This article originally published in The Northern Daily Leader on 16 February 2013.
The world owes a lot to the efforts of researchers and scientists. Imagine life without the exertions of countless thousands of students, scientists, academics and other people who devote their time to solving research puzzles. No TV, antibiotics or internet and almost everything else we take for granted. Of course some of the questions they try and answer can be a bit baffling. My wife Liz, for example, spent the three years of her PhD studying the abilities of a fungus which grows on sheep and cattle dung. Apparently the fungus could be used to eat worms which infest the stomach of sheep and cattle, but nobody knew the conditions under which the fungus performed the best. And that kept her busy for those three years. I offered to proof-read her thesis before it was submitted and it was the best cure for insomnia I’ve ever found.
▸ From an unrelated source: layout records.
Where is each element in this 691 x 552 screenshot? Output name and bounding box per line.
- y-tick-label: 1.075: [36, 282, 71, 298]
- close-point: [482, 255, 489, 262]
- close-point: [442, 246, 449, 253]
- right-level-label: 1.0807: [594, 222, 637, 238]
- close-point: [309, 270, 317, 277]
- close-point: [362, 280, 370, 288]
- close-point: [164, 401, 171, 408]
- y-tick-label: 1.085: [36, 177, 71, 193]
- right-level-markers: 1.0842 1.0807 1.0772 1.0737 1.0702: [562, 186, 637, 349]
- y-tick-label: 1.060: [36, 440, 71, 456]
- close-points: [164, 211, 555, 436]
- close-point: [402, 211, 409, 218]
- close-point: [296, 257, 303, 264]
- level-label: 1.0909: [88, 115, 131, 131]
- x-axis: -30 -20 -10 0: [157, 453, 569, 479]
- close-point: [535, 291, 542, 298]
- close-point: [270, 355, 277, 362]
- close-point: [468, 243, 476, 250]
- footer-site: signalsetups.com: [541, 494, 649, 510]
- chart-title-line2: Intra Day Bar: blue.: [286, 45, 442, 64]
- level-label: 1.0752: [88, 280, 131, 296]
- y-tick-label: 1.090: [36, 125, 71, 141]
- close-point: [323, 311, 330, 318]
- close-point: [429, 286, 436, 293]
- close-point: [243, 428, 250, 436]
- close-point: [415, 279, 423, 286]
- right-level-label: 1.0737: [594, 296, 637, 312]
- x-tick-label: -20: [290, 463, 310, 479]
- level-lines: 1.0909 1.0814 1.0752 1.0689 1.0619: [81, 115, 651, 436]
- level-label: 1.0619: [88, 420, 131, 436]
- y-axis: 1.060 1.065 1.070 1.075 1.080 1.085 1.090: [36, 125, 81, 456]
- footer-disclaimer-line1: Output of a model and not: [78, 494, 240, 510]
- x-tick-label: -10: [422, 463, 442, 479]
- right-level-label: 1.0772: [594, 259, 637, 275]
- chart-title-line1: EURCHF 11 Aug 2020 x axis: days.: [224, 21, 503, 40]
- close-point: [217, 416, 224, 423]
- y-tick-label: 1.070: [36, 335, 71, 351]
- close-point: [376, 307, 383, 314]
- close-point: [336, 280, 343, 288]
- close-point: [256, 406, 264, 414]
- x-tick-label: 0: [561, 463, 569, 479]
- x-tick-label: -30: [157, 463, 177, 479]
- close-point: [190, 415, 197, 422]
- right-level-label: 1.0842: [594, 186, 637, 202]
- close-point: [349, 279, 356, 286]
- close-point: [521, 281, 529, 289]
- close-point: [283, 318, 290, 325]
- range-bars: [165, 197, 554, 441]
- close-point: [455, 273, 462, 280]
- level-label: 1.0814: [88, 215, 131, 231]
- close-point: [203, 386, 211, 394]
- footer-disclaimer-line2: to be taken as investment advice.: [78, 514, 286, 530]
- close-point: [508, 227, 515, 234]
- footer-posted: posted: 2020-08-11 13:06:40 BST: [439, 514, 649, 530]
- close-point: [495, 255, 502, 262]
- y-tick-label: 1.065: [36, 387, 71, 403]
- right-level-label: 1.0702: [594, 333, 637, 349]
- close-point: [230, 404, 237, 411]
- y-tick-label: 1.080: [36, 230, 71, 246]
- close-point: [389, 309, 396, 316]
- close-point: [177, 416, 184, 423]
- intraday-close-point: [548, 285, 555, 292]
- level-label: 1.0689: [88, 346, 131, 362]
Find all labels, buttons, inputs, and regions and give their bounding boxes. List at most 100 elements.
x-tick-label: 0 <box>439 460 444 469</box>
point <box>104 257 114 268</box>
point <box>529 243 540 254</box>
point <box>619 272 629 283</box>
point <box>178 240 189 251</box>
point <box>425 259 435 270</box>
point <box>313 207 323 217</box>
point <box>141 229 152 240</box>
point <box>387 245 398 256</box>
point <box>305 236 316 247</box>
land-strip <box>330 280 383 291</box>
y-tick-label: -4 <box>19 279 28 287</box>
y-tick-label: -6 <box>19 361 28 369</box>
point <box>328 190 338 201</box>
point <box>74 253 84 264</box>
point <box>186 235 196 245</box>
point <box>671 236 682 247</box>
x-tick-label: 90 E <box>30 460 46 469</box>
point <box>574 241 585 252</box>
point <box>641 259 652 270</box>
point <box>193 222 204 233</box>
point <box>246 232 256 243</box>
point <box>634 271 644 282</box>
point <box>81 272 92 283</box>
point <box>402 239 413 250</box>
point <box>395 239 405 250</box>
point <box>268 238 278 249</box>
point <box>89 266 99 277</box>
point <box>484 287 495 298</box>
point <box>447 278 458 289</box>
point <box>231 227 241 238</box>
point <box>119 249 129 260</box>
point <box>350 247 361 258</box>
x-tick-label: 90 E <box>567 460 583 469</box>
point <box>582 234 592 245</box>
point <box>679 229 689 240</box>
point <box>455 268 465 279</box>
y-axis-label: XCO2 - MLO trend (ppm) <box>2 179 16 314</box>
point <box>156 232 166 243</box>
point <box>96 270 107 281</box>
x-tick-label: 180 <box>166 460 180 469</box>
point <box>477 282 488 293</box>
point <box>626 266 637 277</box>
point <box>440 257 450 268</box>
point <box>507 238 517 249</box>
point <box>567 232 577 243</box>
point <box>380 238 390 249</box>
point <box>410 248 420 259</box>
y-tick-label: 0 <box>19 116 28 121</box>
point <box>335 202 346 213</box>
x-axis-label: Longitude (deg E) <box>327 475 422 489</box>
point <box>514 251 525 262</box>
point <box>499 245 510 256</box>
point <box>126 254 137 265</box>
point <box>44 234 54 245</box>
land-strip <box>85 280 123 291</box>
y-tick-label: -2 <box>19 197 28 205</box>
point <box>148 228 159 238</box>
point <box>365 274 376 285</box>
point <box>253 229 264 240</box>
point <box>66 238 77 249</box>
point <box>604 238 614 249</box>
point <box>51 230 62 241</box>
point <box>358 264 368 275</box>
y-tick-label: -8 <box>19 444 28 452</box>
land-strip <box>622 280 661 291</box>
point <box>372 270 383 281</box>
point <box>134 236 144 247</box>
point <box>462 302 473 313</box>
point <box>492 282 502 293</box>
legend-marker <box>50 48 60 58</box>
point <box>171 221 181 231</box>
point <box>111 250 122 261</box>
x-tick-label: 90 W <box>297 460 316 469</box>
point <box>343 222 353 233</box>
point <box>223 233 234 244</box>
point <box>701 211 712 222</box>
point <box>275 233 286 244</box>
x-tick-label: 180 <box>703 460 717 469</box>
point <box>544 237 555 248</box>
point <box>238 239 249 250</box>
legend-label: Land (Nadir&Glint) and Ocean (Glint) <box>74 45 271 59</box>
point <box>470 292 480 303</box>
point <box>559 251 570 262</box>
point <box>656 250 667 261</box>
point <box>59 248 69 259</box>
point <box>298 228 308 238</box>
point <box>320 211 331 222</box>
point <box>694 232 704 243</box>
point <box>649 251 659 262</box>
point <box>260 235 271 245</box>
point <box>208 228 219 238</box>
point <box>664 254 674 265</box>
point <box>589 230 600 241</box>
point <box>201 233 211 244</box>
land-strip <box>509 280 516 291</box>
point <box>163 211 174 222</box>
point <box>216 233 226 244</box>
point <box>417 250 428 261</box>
To be fair, her thesis topic wasn’t the strangest that I’ve seen – a priest in the UK was recently awarded his PhD on the topic of snowboarding. He spent four years studying the similarity between religion and the ecstasy that snowboard riders apparently feel as they hurtle down the ski-slopes. Nobody’s saying it was a handy excuse to spend all his time hanging out at ski resorts! Not all research is as obscure as this however; many research efforts are aimed at solving more mundane problems. One of the most significant research papers in finance was published in 2000 by two researchers, Barber and Odean. The title of the paper was striking – “Trading is hazardous to your wealth: The common stock investment performance of individual investors”. The authors had gained access to the share trading records of 78,000 households in the US, over a six-year period ending in 1997. These records covered over 2 million individual share purchases or sales, representing over $24 billion worth of transactions. They then segmented the accounts based on how often the owner bought or sold shares. What they found was that people who bought or sold shares on a frequent basis had an average annual return of 11.4% over the six years. However, people who seldom bought or sold shares (i.e. your typical long-term investor) had an average annual return of 18.5%. That variation doesn’t sound like much, but if you started with $1 million, it’s the difference between ending up with $1.9 million or $2.8 million.
It really is that simple. Real evidence exists that the more you trade, the worse your returns will be. There are no doubts about it. So if you invest, or somebody else does it for you, think about how often and why you trade. The answer may mean the difference between a holiday in Texas, QLD, or Texas, United States.